Zastępca redaktora naczelnego Onetu Andrzej Stankiewicz opisał metody działań PiS i Solidarnej Polski wobec mediów. Ze strony PiS chodziło o próbę nacjonalizacji Onetu poprzez odkupienie udziałów w firmie od amerykańskiego funduszu KKR przez firmę państwową.
Tu nakłaniającym Amerykanów miał być ówczesny szef Kancelarii Prezesa Rady Ministrów Michał Dworczyk. Dworczyk już zdążył pogrozić Stankiewiczowi sądem, ale dziennikarz twierdzi, iż jest na to przygotowany.
Nie mniej interesujący jest opis działań koalicjanta PiS, a dokładniej żony Prokuratora Generalnego – Patrycji Koteckiej-Ziobro.
Wicenaczelny Onetu wyjaśnił, iż żona Ziobry sugerowała redaktorom naczelnym mediów, w których kolejno pracował (“Newsweek Polska”, “Wprost”, “Rzeczpospolita”), żeby go zwolnili. Ponadto dziennikarz ujawnił, iż Kotecka, gdy weszła do zarządu państwowej firmy ubezpieczeniowej Link4, wykorzystywała swoje stanowisko do nacisku na media poprzez dowolne decydowanie, które redakcje dostaną pieniądze z kampanii reklamowych państwowej firmy.
Co więcej, pieniądze z Funduszu Sprawiedliwości, kontrolowanego przez Ministerstwo Sprawiedliwości Zbigniewa Ziobry, stały się elementem nacisku na media.
– Nie chcę tu wyliczać redakcji i dziennikarzy, którzy znaleźli się na celowniku Koteckiej. Większość z nich – w mojej ocenie – zachowała się godnie. Ale, oczywiście, są także redakcje dotowane z Funduszu Sprawiedliwości.
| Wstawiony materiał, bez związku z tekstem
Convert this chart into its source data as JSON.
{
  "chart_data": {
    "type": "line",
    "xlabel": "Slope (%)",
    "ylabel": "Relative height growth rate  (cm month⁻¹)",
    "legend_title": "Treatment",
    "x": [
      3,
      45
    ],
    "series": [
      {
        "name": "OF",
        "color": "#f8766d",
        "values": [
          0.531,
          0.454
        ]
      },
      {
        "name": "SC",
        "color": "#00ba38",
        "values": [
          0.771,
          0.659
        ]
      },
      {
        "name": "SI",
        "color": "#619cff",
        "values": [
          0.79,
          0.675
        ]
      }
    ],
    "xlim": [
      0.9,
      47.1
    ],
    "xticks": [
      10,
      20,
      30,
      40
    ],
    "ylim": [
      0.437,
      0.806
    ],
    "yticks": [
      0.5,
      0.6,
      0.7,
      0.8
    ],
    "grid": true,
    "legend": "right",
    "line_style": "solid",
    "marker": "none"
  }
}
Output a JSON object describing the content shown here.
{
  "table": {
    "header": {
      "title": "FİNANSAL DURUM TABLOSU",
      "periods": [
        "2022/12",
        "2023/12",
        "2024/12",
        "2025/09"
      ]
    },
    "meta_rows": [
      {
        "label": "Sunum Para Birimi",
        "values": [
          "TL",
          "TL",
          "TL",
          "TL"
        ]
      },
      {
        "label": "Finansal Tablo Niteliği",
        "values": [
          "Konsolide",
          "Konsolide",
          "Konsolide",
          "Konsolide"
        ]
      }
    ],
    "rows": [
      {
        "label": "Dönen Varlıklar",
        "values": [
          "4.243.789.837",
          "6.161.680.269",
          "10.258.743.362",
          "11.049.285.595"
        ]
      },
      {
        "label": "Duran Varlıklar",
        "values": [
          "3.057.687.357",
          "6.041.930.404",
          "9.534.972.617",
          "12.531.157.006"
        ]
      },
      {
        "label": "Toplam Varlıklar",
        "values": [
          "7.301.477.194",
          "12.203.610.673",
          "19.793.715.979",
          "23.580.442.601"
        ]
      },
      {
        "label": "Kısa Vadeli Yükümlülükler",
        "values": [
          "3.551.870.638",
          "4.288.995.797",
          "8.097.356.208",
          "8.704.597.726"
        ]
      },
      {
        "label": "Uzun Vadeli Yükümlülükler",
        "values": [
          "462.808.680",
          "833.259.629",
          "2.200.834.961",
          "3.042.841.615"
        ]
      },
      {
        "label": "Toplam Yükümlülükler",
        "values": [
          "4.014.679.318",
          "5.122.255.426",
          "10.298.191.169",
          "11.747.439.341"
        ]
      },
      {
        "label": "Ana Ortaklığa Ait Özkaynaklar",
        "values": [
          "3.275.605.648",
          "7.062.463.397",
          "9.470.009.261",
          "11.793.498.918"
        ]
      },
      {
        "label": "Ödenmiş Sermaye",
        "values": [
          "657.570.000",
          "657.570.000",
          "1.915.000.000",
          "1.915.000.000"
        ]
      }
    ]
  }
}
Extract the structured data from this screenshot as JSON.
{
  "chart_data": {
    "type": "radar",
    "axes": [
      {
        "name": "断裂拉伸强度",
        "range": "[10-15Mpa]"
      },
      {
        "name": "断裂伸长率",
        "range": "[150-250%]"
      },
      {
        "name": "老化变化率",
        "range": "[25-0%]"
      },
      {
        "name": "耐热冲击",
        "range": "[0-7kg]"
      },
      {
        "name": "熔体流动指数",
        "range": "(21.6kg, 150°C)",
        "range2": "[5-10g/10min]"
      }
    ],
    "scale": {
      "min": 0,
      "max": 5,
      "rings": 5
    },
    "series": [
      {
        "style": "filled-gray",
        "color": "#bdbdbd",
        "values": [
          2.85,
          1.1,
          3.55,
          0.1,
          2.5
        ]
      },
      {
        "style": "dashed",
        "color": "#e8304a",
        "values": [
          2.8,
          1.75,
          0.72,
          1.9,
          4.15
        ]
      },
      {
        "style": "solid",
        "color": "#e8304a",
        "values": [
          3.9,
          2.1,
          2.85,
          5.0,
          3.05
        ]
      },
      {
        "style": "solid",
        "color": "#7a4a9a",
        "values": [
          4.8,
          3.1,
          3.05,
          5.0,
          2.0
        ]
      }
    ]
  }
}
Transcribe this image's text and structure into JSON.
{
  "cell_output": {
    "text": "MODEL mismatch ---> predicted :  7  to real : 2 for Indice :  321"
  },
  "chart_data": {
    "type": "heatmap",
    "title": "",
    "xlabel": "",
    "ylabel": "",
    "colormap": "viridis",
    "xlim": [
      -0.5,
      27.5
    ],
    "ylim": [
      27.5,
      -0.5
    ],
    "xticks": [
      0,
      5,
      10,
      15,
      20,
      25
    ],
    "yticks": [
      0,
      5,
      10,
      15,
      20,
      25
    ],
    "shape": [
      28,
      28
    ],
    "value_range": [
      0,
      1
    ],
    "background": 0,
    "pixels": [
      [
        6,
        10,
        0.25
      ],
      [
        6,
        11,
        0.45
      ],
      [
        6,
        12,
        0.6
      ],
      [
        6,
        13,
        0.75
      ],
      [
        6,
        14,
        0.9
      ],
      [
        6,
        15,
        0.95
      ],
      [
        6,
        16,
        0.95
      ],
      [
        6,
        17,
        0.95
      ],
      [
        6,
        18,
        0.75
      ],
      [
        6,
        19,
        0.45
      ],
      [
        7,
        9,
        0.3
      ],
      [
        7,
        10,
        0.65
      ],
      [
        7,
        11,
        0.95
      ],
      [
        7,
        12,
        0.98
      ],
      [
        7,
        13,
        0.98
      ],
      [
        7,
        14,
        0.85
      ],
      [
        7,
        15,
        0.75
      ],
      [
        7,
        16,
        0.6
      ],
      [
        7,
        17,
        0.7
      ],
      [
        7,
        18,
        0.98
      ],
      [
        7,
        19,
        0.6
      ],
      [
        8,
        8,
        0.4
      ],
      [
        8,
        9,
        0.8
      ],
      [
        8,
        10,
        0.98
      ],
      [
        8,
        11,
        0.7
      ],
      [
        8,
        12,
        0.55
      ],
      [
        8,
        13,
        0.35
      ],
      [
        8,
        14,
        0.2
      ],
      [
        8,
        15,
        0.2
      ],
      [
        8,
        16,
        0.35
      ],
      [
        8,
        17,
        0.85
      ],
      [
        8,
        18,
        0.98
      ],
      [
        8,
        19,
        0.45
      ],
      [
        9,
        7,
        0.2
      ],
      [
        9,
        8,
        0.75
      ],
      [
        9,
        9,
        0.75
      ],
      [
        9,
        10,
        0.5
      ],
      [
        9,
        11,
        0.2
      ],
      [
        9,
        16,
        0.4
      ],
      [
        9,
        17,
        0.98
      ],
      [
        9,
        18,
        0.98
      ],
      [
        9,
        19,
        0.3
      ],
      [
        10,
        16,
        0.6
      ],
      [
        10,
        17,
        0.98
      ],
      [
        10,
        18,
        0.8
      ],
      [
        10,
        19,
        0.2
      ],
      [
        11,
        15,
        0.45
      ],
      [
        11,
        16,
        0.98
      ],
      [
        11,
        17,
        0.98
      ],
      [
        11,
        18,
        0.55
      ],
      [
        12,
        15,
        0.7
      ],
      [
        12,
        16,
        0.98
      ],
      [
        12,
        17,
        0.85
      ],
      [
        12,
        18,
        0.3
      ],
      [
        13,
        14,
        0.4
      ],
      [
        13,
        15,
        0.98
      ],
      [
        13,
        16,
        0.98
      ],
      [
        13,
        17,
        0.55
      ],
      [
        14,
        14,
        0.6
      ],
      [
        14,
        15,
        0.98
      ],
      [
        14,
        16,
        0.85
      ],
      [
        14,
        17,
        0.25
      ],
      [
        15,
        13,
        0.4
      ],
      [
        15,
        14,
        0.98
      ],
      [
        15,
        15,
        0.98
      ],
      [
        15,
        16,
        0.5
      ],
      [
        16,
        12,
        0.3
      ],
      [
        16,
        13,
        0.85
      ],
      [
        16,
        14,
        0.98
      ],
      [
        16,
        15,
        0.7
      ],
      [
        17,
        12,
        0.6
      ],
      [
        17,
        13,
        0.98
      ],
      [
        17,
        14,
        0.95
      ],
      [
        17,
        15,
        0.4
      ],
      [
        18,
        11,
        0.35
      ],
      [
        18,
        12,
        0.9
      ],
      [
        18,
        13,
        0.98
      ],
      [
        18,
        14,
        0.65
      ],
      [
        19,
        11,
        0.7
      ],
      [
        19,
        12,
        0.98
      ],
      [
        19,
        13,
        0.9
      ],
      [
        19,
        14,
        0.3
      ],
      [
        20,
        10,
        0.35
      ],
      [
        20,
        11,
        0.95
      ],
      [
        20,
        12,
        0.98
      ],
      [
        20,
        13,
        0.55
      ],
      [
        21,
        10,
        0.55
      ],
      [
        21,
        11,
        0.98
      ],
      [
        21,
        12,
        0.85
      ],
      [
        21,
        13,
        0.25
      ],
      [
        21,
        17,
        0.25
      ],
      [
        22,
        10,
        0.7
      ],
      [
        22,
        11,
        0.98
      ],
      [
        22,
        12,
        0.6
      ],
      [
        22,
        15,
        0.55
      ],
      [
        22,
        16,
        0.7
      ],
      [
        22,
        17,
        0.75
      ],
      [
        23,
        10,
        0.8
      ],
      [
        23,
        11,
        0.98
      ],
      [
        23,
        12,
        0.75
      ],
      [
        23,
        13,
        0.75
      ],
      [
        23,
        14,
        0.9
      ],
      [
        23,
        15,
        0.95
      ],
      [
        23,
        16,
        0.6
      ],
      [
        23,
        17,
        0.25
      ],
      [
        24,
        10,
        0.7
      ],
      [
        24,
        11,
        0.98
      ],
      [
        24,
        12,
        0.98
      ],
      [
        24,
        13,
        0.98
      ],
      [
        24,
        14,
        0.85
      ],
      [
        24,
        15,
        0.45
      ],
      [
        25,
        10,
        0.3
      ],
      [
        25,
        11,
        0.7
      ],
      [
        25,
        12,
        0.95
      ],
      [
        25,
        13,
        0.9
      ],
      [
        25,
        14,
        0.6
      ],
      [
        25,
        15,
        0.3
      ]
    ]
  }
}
Droga wolna – skwitował Stankiewicz.
Co zabawne, wojna wewnątrz PiS o wpływy w mediach jest tak potężna, iż ludzie Morawieckiego mieli oskarżać Stankiewicza o działanie na zlecenie Ziobry, gdy Onet publikował materiały uderzające w Morawieckiego.
Według relacji Stankiewicza ludzi z PiS próbujących korumpować i naciskać na media jest znacznie więcej.